1 quarter fish, 1 quarter quinoa, 2 quarters Brussels sprouts with mushrooms

  • Put salad dressing on the side.
    • If you dip your food into the dressing you are likely to use less than if you pour the dressing directly onto the salad.
  • Eat slowly.
    • Studies have shown that people who eat slower consume less calories and feel less hungry an hour afterwards compared to those who eat fast. Take breaks from eating during meals, put your fork down between bites, cut your food one bite at a time, savor your food, chew thoroughly. Remember, it takes your stomach some time to get the message to your brain that you’re full.
  • Enjoy fruit for dessert 
    • Instead of cake, pie, ice cream, or other high-calorie, low-nutrition sweets

Delicious fresh berry medley

  • Plan ahead with snacks.
    • Make sure to have healthy options on hand such as nuts, string cheese, chopped fruit, and sliced veggies with low-calorie dips like hummus. Make an effort not to buy quick unhealthy options such as candy, cookies, and chips.

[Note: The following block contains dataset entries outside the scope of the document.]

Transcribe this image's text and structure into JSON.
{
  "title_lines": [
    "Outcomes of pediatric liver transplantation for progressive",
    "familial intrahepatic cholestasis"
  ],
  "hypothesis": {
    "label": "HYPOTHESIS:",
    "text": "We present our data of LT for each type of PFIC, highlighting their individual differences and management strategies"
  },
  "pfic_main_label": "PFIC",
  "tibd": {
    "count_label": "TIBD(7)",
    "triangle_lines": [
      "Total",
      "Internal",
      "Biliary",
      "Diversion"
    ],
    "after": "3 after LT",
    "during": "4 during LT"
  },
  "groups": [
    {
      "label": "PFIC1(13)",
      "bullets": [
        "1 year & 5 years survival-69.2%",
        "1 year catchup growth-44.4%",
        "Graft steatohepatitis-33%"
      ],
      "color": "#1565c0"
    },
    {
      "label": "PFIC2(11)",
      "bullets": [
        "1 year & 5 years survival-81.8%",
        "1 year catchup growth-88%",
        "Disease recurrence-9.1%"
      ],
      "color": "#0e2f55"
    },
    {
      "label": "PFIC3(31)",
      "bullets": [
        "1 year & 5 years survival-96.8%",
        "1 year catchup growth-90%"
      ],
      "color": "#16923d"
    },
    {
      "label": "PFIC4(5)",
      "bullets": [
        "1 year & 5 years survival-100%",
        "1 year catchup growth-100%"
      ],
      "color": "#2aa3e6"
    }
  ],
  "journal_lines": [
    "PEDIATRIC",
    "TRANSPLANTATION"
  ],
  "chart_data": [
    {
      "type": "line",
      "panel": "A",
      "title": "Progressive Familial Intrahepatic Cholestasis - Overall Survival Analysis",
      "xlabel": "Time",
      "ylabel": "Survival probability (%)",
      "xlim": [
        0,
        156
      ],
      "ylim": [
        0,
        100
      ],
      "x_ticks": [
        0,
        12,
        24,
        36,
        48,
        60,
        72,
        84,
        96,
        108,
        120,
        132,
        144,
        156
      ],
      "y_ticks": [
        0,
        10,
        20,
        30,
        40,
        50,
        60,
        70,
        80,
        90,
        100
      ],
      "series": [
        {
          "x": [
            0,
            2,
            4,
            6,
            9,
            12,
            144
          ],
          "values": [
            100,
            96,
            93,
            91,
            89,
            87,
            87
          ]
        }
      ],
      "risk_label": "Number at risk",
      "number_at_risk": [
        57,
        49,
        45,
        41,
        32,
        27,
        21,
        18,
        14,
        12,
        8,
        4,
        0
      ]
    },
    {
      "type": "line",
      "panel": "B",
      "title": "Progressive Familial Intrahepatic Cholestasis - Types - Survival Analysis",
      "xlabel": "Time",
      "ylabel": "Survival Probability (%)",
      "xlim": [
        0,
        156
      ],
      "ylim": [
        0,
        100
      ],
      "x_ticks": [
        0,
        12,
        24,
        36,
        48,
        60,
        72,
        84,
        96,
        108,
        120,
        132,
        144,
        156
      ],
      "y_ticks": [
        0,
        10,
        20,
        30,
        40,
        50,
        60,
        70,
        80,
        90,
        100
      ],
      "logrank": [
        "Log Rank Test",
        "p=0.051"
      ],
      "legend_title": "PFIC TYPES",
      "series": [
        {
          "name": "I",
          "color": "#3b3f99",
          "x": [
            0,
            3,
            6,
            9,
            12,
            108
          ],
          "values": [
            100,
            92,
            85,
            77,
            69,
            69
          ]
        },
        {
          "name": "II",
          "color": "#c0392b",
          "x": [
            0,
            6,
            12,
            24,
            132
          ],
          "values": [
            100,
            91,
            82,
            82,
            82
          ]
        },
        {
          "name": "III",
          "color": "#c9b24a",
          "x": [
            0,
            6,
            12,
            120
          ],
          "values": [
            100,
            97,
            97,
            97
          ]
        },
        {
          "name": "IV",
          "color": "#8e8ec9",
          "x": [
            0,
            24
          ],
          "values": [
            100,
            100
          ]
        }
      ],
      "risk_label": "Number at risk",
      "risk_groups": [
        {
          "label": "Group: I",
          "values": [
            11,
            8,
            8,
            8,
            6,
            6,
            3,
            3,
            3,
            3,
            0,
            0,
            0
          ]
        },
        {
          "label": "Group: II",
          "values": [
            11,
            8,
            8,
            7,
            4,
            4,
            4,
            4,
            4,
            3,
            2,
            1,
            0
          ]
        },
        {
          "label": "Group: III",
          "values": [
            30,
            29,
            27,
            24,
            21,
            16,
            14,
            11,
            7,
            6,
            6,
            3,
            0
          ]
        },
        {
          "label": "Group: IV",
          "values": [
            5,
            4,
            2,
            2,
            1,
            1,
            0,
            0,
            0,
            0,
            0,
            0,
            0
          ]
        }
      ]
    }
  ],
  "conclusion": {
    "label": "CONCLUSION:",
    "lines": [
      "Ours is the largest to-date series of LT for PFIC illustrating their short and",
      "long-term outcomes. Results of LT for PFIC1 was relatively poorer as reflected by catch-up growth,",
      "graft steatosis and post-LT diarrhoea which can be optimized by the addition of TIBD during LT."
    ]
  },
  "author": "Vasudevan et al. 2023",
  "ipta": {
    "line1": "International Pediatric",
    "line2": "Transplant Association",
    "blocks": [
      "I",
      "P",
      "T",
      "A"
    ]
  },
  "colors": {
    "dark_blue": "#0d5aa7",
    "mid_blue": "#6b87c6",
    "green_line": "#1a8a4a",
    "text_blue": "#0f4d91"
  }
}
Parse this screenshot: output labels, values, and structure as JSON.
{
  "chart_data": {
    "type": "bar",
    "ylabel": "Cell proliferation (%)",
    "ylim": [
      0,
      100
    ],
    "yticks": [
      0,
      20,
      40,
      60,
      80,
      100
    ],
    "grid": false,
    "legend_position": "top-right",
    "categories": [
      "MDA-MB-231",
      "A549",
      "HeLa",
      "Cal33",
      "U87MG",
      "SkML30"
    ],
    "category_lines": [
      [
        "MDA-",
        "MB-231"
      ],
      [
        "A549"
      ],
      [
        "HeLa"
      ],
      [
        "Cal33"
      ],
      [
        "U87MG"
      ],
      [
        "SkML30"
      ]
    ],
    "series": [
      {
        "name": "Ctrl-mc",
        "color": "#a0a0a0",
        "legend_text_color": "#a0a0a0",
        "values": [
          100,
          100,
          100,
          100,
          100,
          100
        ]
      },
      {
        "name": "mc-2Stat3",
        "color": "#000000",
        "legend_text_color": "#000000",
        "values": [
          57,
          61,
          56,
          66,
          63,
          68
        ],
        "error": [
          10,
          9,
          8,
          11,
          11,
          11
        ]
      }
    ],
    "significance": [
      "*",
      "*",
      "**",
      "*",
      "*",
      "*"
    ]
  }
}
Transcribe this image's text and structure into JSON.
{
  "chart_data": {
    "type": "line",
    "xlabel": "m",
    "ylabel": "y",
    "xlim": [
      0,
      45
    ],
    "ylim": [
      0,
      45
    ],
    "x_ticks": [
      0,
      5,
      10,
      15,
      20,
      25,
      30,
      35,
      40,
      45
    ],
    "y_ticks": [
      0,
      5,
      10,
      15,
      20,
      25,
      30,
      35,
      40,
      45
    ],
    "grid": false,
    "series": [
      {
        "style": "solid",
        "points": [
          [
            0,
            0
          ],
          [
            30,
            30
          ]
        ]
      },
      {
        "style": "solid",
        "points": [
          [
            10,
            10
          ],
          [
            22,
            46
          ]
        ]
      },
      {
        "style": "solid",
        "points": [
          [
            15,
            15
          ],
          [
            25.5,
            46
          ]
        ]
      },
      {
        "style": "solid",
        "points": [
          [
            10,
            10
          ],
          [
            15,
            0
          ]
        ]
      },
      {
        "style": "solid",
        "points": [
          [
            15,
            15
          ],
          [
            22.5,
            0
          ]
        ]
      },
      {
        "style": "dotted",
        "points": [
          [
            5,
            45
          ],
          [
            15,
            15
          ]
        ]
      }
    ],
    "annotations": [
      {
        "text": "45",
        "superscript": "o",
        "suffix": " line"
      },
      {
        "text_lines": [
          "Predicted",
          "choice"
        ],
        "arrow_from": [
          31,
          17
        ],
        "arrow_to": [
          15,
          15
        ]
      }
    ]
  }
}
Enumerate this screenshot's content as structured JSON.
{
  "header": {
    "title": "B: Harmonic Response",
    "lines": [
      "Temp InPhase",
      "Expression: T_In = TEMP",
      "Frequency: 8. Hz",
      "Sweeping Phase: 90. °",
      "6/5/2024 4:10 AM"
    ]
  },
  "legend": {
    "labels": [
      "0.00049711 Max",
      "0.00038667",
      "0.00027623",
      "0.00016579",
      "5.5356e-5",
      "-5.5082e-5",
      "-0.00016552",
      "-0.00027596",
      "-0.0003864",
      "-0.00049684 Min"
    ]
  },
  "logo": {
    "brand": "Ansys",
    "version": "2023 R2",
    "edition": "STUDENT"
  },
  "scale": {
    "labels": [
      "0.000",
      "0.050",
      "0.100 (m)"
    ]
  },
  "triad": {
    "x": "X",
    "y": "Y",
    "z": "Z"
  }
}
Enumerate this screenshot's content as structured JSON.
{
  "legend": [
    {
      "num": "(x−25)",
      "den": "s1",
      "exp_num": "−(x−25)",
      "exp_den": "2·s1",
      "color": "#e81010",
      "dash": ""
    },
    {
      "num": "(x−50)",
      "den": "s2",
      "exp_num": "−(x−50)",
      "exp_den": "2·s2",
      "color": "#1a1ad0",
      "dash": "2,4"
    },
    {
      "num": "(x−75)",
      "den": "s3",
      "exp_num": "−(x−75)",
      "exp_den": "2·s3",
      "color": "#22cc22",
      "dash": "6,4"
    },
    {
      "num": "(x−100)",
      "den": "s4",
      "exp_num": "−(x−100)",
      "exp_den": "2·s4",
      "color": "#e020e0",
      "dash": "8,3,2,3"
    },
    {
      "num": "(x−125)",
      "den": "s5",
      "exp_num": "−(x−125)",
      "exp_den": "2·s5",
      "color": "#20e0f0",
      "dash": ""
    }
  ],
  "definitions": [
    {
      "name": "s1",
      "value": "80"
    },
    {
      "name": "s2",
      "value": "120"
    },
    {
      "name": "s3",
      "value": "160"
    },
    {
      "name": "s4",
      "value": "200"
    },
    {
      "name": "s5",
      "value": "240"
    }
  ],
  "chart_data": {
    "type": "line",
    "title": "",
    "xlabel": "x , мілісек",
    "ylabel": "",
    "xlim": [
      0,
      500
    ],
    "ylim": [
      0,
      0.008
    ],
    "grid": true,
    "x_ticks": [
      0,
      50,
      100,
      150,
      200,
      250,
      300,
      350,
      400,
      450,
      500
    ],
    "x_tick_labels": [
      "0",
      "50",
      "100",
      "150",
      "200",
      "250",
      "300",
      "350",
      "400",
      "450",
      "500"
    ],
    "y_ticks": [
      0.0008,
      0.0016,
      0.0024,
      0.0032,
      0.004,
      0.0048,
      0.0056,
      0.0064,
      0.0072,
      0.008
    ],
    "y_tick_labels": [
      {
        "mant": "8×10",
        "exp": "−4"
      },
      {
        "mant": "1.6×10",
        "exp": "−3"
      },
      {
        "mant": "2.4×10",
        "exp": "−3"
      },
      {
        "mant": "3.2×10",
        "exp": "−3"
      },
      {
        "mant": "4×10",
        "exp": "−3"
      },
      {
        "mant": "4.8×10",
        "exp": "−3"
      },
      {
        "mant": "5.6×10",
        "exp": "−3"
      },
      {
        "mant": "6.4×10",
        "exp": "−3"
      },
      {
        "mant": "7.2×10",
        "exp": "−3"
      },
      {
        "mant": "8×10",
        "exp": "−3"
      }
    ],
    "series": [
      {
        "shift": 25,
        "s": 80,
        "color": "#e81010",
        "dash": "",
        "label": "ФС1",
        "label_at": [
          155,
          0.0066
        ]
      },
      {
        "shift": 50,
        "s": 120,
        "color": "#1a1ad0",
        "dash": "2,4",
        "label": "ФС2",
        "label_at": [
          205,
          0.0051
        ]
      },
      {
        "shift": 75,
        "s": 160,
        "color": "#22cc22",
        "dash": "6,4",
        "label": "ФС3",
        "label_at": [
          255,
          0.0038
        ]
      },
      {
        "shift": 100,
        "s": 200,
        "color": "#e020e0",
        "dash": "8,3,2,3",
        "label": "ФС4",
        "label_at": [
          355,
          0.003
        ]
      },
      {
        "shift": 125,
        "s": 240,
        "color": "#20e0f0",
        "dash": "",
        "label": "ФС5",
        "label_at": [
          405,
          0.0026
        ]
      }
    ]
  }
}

Tailgating and Food Safety

Tailgating is a necessity during this time of the year. Follow these tips and tricks to ensure you’re serving food that is safe to your friends and family.

Keep meat cool. Keep uncooked meat in the fridge or cooler up until it’s time for the grill. Make sure you thaw meat in the refrigerator or in a cold water bath in the sink (put the meat in a plastic zippered bag), never defrost on the counter. If you’re marinating the meat, make sure to keep it in the fridge and don’t use the marinade on cooked meats unless you boil it first.

Have separate coolers. Keep beverages and ready to eat foods such as fruit in a different cooler than one with raw meats. This helps to prevent cross-contamination with foods and drinks you plan to enjoy immediately.

Keep coolers cold. The best way to pack a cooler is to fill it 75% with food and drinks and then pour the ice to take up the rest of the space. When transporting the cooler, put it inside the car with AC, not in the hot trunk. Once you have reached your tailgating spot, keep the cooler in the shade with the lid closed.

Bring spare utensils and plates. Make sure the plate you used to bring the raw meat to the grill is not the same plate you use to serve the cooked burgers, chicken breasts, etc.  Same goes for the utensils you use to put the raw meat on the grill.

Don’t trust your eyes. Use a grill thermometer like this one. Make sure you put it in the thickest part of the meat, avoiding bone and fat. Poultry should be cooked to 165°F.Ground meat should be cooked to 160°F. Steak, pork, and seafood should be cooked 145°F.

Two hours is the max. Don’t leave food sitting out any longer. If it’s 90°F or hotter outside, only leave food out for 1 hour. The food “Danger Zone” is between 40-140°F. The goal is to keep cold foods below 40°F and hot foods above 140°F.  This rule goes for all food including fruits and vegetables, not just meats and potato salads. A good trick is to set an alarm on your phone to help remind you when food needs to go back in the cooler. When the tailgate is over, only keep foods that weren’t out past the 1 or 2 hour mark (depending on the temperature outdoors).